Planning Mechanical Behavior of A356 Alloy Wheels by Using Distinct Heat Treatments

Abstract

The aim of this investigation concerns evaluating the mechanical strength and microhardness values of A356 alloy samples in distinctive heat treatments, including those commonly applied to automotive wheels. It is recognized that A356 and Al-Si-based alloys exhibit considerable versatility across numerous industrial applications. The mechanical behavior obtained is intimately associated with different operational parameters (e.g., cooling rates, solution treatment, quenching, and artificial aging). In this study, a group of samples are quenched at 30, 60 and 80 °C. Another set is quenched and subsequently aged at three different temperatures, i.e., 180, 200, and 220 °C for 5 h, and mechanical responses are compared.

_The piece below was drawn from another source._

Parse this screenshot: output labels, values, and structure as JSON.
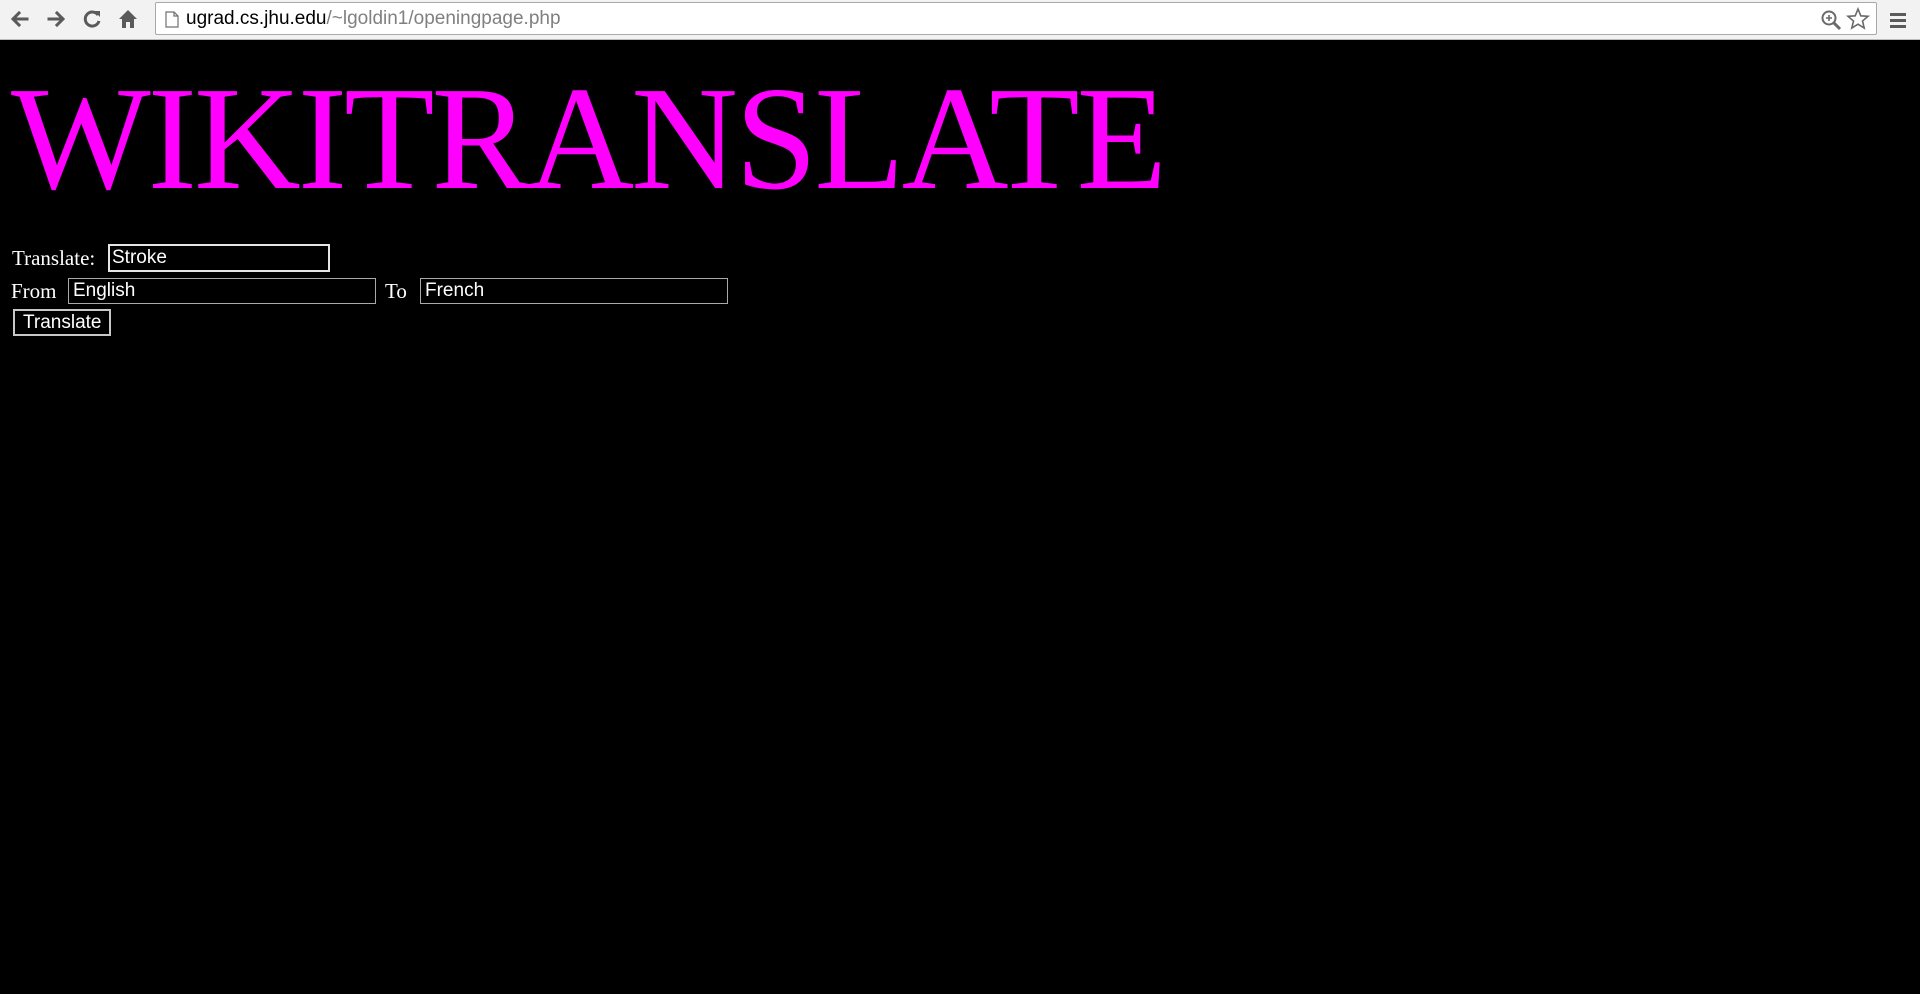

Microstructural characterization, X-ray diffraction (XRD) analysis, tensile testing, and microhardness measurements are carried out. Using the Rietveld data and based on the modified Williamson–Hall method, the microstrains, crystallite size, and dislocation densities are calculated. Based on this, the resulting mechanical strengths from distinctive quenching and aging are understood. It was found that there exists a “quasi-optimal range” of operational parameters involving different A356 alloy treatments, which vary depending on the manufacturing route. Considering A356 alloy wheels, the planning of the powder coat treatment before or after T6 treating provides better mechanical properties and ductility.